There’s something fascinating about the far side of walls. Mandy by Julie Edwards (who’s also the actress Julie Andrews) is about what one girl finds on the other side of a wall.
Mandy is a ten-year-old orphan, who one day discovers a way through the wall at the back of the orphanage garden. There’s a forested area on the other side of the wall, part of a large estate, and in the forest Mandy finds an abandoned cottage. Mandy keeps the cottage a secret, and over the next several months sneaks out to it whenever she can. She cleans the inside, plants the garden, and creates a special place for herself. Eventually, because of the cottage, Mandy’s life is changed completely.
Mandy is a sweet character, and her story is a good one. I think what always appealed to me most about this book, though, is the idea of the secret cottage in the woods. I like cottages (although I read this book when I was very young, so I may like them in part because of it), and I so love the idea of the wonderful secret beyond the wall.

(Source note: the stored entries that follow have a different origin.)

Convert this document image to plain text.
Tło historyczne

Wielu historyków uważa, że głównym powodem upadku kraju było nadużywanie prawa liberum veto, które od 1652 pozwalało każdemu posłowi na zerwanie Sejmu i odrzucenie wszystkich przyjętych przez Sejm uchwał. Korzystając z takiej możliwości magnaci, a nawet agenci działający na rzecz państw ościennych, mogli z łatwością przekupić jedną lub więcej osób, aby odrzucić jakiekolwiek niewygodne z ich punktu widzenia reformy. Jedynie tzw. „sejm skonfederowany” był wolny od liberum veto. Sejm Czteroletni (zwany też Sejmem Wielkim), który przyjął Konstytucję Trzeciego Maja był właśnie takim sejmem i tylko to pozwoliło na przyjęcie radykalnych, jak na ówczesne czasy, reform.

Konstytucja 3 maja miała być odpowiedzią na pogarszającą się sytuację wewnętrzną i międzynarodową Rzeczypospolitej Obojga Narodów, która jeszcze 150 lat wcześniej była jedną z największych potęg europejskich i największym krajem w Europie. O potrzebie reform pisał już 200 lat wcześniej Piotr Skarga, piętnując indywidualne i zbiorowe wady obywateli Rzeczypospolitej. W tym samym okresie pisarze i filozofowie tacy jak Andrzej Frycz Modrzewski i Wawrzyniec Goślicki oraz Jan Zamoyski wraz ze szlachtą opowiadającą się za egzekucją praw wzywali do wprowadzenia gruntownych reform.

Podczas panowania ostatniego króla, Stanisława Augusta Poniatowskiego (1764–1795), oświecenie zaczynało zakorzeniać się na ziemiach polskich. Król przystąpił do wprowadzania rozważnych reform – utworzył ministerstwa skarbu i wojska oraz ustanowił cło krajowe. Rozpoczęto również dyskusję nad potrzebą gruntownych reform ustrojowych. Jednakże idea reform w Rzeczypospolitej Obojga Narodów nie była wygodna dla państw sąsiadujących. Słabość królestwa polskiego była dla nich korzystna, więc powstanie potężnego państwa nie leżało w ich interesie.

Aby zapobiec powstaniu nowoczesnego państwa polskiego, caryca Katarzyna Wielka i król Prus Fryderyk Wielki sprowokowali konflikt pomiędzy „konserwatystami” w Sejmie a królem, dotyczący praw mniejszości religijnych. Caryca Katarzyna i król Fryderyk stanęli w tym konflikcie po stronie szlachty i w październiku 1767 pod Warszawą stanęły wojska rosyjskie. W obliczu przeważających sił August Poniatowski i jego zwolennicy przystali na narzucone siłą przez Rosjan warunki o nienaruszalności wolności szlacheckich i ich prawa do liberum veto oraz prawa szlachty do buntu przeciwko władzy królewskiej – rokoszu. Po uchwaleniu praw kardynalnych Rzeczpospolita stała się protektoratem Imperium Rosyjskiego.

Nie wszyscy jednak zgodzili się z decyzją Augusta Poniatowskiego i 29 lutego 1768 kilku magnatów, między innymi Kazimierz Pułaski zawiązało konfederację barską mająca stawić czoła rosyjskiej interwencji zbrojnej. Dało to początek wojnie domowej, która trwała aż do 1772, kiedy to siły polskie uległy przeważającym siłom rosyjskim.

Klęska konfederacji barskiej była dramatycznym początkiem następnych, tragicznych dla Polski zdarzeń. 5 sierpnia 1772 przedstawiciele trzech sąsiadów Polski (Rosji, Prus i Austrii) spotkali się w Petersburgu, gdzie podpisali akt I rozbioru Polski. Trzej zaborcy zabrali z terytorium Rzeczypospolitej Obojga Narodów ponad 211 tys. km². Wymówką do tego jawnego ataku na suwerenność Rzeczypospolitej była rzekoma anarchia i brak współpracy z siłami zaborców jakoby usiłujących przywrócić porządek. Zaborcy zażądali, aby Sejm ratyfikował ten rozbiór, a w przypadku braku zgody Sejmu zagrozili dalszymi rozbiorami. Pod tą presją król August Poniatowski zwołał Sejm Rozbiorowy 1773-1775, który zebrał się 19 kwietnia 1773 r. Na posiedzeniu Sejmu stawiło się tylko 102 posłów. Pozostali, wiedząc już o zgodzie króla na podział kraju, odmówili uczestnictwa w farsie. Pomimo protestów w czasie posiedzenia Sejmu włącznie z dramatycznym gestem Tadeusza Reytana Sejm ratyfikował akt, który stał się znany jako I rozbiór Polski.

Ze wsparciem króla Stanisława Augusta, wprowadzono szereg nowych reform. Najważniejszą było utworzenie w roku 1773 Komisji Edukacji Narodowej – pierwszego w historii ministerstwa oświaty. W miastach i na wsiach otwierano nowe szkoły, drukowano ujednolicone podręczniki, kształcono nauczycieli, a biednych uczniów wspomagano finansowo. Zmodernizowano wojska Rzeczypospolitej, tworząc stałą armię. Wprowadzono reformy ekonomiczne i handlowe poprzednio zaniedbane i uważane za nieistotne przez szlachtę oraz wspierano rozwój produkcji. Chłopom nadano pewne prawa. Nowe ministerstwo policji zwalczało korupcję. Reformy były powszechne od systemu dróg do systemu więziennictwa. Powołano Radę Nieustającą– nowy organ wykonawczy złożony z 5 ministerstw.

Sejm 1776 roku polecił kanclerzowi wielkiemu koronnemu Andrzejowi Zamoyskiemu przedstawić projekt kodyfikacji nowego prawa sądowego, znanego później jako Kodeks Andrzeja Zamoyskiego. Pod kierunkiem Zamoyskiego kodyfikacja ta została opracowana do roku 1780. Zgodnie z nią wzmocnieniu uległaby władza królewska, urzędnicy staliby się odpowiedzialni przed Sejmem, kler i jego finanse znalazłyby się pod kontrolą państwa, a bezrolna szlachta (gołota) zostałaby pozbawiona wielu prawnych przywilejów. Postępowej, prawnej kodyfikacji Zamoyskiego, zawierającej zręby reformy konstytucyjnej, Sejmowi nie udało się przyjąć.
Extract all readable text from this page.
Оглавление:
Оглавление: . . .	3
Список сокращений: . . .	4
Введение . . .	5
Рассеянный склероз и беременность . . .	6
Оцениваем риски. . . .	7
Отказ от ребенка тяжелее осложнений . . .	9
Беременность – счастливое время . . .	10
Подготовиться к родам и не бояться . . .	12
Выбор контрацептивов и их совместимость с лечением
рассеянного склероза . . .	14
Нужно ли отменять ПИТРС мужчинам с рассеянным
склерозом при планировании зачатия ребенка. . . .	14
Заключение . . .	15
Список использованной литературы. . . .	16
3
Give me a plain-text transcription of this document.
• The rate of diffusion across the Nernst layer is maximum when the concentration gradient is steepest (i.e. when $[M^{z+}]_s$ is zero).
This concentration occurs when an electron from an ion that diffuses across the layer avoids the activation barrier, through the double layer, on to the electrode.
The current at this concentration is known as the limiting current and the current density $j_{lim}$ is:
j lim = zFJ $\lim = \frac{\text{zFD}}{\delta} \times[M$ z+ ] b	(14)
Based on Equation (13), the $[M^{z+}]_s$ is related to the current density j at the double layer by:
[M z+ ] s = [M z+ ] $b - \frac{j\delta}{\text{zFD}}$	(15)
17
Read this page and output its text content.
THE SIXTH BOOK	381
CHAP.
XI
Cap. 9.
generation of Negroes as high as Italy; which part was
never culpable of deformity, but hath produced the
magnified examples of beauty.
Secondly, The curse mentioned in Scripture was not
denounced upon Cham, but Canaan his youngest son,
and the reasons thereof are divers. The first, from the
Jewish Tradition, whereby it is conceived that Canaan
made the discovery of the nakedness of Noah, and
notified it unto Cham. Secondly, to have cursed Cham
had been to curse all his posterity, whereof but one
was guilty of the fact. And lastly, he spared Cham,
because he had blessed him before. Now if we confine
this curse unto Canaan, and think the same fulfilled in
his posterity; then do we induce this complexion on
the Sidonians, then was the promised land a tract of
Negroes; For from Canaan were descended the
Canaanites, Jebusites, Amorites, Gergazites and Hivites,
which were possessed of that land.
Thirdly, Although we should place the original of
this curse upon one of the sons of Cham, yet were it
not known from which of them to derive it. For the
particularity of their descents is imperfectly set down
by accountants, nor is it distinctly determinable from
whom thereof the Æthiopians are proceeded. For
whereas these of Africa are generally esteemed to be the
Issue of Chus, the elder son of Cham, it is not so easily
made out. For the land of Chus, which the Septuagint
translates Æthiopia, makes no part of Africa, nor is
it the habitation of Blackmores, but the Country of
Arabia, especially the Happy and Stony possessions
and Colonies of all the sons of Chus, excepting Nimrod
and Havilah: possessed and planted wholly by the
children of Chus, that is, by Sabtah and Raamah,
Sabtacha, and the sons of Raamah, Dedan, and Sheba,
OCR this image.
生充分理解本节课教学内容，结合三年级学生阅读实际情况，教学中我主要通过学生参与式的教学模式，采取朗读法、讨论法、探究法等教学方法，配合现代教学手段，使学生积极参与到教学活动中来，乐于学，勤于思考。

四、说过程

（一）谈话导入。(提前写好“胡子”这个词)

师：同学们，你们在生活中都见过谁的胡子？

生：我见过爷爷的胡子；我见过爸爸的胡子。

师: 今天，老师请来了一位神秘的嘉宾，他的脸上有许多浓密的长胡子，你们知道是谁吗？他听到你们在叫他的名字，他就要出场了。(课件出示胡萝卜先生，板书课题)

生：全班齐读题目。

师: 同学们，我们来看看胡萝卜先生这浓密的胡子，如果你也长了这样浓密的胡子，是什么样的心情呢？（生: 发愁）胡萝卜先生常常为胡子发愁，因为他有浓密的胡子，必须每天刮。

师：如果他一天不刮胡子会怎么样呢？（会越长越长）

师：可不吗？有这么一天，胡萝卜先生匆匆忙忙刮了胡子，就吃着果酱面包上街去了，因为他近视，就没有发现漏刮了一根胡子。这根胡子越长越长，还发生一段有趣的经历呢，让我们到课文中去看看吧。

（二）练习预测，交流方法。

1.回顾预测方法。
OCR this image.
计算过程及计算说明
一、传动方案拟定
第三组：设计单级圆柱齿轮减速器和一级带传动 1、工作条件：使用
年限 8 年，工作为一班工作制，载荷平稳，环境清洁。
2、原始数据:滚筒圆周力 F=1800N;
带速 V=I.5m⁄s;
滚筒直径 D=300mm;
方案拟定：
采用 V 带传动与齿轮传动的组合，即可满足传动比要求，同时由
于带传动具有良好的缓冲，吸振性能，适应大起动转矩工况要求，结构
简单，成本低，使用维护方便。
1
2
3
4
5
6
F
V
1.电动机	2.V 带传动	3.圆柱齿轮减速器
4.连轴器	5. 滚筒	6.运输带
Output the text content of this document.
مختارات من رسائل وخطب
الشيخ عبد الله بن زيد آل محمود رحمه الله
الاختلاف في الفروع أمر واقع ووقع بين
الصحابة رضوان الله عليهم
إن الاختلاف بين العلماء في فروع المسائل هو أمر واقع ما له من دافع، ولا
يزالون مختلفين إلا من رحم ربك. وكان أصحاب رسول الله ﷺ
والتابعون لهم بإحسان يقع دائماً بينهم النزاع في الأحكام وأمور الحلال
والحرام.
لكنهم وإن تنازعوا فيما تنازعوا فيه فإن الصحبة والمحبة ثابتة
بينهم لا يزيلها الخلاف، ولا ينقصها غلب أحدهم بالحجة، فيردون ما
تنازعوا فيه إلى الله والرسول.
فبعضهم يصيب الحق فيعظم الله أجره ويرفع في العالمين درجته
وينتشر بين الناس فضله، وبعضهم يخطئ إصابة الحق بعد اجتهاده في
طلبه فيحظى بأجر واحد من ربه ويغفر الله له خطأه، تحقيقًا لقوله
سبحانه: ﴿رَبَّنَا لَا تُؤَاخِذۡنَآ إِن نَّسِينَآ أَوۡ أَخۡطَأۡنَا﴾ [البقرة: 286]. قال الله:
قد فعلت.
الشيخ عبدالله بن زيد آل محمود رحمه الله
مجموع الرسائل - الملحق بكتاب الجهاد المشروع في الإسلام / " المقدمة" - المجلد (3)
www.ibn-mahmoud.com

There’s something fascinating about doors in walls, about a valley hidden behind a hill, about open land on the other side of a creek or the country just beyond the next bend in the road. It’s the hope that over there there will be a place that’s magical and wonderful and altogether different from over here.
One of Paul Simon’s songs has the line, “Everyone loves the sound of a train in the distance; everybody thinks it’s true.” I don’t really know what he meant 🙂 but to me I think it’s talking about the same thing. The train in the distance is going towards those magical lands over there, somewhere distant and exotic.
Of course, intellectually I know that if you actually go through the door or get on the train, 99 times out of 100 you won’t find anything very exciting, and over there will turn out a lot like over here. But the feeling of the possibility persists.
And Mandy actually found something wonderful over there, and it’s wonderful to read about.